Another example is Helichrysum, known as Immortelle plant. There are many Helichrysum species and the most popular one is Helichrysum italicum as it is the only Helichrysum plant that contains regenerative di-ketones that are excellent for scar treatment. Helichrysum italicum essential oil is expensive, therefore, a lot of companies choose to use the cheaper species, Helichrysum gymnocephalum, believing them to be interchangeable. Unfortunately, Helichrysum gymnocephalum does not contain di-ketones and it has completely different therapeutic properties.
Here are the prices of both plants from the same company:
15 ml Helichrysum italicum $227.75
15 ml Helichrysum gymnocephalum $23.16
Now, imagine if there are two companies. Company A and Company B. Both companies sell identical products.

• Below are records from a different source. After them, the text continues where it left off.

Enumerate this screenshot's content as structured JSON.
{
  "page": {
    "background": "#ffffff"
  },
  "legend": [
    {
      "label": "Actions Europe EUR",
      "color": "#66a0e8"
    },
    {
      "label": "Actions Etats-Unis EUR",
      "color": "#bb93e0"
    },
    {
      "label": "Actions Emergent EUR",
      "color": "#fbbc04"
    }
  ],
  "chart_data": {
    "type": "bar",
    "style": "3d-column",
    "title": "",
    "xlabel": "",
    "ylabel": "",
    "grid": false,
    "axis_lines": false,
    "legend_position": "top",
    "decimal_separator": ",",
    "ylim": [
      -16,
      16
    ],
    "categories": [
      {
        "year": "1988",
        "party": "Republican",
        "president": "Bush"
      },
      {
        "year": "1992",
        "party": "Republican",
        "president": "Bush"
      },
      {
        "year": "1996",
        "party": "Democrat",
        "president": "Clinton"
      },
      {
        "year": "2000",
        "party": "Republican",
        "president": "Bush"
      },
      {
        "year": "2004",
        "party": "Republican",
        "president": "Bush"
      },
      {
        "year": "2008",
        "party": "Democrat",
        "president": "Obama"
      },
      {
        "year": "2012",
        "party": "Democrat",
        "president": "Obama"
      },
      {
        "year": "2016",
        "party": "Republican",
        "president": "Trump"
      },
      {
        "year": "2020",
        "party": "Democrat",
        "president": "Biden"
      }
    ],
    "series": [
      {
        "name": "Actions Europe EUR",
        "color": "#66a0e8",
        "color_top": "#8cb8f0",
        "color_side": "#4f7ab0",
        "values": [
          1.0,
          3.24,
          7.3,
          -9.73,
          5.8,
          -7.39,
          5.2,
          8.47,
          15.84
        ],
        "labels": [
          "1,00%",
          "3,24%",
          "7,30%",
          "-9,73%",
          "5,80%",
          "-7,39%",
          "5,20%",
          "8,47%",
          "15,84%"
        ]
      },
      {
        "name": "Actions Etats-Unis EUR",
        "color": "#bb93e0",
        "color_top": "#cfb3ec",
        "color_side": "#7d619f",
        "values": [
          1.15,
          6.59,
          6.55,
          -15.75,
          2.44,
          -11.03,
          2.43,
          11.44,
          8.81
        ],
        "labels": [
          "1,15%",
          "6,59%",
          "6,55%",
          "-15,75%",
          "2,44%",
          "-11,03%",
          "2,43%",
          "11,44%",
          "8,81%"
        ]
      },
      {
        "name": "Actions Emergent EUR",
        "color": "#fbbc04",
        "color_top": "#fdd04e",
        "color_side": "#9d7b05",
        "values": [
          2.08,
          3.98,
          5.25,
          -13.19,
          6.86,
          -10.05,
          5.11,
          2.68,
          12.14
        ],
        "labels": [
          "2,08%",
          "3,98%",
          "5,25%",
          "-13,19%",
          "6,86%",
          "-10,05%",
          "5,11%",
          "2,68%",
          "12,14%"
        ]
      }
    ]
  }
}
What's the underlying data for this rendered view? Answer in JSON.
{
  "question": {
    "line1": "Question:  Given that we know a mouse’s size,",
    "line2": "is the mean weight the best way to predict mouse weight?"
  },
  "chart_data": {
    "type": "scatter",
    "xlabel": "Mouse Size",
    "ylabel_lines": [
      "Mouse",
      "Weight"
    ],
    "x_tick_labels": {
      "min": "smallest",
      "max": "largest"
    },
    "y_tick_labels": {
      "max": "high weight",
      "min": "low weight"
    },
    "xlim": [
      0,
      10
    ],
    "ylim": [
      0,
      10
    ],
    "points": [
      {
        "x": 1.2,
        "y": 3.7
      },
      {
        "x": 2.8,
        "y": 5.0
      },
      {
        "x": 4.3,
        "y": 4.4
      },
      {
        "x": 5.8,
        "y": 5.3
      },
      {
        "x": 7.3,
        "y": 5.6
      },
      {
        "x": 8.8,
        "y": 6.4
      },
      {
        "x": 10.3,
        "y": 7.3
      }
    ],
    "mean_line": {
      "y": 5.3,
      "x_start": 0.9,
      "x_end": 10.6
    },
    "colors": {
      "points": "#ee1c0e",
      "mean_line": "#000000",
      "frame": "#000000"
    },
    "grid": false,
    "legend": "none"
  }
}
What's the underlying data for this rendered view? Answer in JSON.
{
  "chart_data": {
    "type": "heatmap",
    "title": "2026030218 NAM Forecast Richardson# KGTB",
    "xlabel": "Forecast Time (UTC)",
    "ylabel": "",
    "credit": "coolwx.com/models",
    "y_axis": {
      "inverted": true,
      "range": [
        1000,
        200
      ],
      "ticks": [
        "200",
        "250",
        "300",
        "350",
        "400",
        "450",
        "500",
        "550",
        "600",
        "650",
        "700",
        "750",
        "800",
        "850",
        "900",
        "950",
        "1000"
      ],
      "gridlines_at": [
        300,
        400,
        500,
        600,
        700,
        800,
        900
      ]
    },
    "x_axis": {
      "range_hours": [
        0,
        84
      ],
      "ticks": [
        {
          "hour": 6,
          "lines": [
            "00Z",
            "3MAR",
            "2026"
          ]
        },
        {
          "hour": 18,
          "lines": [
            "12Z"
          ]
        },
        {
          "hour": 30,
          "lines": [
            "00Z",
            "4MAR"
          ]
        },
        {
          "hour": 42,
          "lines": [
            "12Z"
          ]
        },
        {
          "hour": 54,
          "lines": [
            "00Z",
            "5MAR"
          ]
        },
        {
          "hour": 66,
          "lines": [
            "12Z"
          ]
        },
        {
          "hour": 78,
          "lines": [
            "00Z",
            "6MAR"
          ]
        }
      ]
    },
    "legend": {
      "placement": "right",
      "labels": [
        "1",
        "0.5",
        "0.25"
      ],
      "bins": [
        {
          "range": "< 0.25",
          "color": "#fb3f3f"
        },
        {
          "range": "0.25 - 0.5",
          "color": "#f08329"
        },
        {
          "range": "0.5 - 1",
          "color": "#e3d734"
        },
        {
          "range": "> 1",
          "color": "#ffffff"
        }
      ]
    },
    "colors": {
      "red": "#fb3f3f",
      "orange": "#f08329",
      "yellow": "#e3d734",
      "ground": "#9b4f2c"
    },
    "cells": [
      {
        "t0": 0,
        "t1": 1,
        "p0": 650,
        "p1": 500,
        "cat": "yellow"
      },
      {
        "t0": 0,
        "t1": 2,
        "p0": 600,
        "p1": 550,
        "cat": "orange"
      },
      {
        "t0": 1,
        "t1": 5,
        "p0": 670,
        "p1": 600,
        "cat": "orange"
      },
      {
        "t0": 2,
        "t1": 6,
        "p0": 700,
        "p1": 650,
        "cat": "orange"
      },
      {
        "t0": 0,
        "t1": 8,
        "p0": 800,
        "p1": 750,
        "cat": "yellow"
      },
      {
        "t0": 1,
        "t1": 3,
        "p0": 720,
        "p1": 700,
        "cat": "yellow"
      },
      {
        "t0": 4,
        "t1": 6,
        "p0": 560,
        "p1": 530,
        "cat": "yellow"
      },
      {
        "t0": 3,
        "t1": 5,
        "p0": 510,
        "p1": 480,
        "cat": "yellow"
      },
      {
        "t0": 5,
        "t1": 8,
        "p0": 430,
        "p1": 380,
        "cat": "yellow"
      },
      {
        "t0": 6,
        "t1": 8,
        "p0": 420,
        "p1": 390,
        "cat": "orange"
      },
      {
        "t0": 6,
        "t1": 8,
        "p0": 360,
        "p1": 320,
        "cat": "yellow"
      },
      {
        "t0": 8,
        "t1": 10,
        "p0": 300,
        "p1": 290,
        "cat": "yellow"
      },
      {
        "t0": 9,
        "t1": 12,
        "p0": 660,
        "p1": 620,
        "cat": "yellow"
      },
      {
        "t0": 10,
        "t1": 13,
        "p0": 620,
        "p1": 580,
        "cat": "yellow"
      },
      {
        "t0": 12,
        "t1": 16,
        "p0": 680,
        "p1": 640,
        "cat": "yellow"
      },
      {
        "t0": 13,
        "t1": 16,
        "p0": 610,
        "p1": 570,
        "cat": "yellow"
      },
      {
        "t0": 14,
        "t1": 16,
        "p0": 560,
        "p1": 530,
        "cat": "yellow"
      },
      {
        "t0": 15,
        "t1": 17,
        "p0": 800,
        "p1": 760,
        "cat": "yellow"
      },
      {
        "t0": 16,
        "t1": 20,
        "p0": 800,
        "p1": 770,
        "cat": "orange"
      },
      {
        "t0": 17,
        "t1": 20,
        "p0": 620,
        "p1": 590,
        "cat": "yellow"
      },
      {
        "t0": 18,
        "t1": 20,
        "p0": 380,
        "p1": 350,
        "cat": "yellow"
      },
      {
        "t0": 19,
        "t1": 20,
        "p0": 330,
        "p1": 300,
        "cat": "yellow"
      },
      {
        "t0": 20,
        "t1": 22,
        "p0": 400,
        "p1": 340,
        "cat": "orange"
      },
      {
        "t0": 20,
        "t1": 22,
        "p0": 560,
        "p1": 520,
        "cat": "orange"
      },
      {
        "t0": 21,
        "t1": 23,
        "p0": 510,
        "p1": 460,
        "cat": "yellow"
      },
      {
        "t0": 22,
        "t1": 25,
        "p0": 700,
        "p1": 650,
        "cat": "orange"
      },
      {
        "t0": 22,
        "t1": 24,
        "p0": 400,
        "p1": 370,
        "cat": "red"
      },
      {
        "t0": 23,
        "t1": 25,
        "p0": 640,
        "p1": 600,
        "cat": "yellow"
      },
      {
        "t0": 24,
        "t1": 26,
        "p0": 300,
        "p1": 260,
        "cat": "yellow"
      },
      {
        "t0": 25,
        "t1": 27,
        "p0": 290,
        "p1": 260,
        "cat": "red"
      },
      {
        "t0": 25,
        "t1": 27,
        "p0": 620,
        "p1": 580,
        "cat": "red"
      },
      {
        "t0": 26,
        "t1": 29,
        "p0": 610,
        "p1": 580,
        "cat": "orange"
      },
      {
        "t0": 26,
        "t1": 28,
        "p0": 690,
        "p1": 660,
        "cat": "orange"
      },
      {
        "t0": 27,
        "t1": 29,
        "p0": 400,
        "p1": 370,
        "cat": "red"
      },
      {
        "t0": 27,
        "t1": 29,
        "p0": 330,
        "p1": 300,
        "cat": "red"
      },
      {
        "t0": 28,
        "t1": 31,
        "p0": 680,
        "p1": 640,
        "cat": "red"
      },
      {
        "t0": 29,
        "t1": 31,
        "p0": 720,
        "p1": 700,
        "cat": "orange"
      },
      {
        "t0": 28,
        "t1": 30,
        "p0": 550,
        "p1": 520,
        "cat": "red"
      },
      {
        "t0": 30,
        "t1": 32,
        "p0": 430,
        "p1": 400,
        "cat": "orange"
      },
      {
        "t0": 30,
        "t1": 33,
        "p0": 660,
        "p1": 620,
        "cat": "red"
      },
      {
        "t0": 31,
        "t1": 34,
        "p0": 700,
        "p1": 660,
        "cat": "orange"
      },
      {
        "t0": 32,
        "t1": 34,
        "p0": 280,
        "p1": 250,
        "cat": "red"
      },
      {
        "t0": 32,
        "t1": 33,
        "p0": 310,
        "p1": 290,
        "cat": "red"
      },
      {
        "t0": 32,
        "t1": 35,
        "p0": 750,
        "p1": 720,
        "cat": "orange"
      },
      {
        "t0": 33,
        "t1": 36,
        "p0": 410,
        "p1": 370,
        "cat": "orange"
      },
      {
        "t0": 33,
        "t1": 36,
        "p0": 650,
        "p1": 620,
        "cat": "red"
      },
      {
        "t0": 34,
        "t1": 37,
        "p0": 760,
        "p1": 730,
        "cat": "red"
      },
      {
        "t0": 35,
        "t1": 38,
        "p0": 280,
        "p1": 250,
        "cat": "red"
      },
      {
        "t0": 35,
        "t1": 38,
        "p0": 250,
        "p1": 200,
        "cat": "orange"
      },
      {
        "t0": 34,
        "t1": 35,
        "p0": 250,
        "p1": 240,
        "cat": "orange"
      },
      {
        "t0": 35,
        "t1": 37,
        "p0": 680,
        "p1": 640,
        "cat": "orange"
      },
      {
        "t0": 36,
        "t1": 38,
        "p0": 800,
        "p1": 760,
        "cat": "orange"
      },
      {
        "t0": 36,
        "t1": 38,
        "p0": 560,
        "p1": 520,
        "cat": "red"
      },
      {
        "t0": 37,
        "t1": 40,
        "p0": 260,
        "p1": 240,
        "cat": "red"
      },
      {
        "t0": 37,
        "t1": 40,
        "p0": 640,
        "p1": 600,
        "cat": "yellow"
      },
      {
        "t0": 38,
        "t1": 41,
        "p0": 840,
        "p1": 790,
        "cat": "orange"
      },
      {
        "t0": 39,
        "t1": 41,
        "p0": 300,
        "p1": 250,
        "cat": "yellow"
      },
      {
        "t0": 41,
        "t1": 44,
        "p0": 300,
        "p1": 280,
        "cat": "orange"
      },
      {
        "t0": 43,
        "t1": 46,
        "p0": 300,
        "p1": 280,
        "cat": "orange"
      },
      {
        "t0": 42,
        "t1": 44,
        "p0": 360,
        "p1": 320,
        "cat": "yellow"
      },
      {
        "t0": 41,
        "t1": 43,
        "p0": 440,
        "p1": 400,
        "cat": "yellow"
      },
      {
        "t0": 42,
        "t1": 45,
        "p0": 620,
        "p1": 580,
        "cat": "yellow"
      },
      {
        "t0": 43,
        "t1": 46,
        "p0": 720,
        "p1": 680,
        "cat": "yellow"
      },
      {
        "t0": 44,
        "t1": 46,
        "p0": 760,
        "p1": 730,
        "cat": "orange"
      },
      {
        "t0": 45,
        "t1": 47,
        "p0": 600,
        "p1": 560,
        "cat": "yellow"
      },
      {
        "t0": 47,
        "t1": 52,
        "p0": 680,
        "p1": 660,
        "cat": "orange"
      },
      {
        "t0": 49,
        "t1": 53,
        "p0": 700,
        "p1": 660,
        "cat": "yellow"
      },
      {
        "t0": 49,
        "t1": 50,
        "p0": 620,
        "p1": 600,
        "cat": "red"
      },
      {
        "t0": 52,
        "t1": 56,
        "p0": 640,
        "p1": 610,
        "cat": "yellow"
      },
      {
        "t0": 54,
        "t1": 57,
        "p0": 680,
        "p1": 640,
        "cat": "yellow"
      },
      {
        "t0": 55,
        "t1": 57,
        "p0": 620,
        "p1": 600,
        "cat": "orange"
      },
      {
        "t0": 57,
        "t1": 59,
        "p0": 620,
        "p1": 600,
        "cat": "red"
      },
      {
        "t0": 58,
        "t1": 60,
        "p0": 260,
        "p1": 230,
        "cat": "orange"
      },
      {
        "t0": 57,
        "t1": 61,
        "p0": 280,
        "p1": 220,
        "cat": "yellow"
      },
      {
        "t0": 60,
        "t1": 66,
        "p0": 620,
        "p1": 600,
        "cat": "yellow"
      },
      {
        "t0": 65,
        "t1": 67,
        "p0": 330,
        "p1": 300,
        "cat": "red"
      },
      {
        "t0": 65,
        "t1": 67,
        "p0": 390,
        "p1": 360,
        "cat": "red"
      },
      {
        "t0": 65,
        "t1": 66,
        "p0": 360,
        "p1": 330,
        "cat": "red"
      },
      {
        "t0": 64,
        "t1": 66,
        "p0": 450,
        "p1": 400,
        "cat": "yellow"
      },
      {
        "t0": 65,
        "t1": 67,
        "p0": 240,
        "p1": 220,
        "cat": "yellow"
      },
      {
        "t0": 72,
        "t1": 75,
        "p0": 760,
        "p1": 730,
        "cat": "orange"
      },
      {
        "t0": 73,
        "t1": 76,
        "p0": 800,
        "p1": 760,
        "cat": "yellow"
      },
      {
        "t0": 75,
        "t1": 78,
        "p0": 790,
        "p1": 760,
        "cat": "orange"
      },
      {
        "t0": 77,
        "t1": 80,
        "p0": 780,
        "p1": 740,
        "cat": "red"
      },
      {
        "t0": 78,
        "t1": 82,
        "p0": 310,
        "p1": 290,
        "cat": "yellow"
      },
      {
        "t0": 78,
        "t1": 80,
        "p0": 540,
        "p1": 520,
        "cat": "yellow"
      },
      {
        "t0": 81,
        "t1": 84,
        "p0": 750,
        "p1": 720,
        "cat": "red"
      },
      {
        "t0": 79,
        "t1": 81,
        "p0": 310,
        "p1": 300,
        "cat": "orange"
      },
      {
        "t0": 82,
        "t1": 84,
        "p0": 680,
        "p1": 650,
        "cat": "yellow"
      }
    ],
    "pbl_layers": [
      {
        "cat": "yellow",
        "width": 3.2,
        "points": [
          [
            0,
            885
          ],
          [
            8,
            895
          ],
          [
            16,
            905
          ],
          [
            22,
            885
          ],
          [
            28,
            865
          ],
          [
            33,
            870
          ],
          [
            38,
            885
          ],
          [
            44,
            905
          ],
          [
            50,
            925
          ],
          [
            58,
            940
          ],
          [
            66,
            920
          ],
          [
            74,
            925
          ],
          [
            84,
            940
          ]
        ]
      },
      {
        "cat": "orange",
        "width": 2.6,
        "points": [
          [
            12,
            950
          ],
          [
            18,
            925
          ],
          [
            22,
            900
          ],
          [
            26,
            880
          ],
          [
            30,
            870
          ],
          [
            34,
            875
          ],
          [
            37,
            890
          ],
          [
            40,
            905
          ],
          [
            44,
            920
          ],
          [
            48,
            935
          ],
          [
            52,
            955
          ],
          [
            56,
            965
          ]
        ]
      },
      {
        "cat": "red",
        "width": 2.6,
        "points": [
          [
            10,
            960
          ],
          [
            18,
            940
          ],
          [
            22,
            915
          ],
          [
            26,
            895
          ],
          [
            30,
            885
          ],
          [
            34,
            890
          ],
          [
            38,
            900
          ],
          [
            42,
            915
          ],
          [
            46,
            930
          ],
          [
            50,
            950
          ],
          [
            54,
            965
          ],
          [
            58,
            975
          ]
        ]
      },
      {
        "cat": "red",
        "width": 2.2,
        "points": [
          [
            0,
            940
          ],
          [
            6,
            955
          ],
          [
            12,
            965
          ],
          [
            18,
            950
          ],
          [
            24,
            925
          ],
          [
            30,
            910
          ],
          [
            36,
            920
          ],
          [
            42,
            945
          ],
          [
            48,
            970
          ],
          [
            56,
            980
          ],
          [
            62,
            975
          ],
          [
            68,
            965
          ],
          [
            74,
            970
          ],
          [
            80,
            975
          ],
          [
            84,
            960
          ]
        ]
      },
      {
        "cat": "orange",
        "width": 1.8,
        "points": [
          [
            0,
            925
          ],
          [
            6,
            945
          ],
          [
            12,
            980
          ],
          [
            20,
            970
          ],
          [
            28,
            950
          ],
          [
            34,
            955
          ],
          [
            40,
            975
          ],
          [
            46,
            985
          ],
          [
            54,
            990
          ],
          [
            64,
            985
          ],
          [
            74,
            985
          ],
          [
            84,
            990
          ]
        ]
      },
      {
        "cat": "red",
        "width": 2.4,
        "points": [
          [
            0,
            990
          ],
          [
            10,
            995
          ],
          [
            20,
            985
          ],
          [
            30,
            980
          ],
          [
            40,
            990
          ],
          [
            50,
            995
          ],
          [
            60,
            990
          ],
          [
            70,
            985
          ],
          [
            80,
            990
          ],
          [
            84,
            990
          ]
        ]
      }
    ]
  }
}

Seller A uses Helichrysum italicum in the product with a list of ingredients:
Camelina sativa (Camelina) seed oil, Calophyllum inophyllum (Tamanu) seed oil, Tocopherol (Non-GMO Vitamin E), Helichrysum italicum (Immortelle) oil, Boswellia carterii (Frankincense) oil, Aniba rosaeodora (Rosewood) oil, Pelargonium graveolens (Geranium) oil, Cananga odorata (Ylang Ylang) flower oil.
Seller B uses Helichrysum gymnocephalum in the product with a list of ingredients:
Camelina oil, Tamanu oil, Vitamin E, Helichrysum, Frankincense, Rosewood, Geranium, Ylang-ylang.
Both companies sell the products for $45.
Which one would you buy from?
Can you see the difference now?
To summarize, all cosmetic ingredients have scientific names that many of us find hard to pronounce. These scientific names are used internationally and are required by law for the safety of the general public to ensure transparency in cosmetic ingredient disclosure.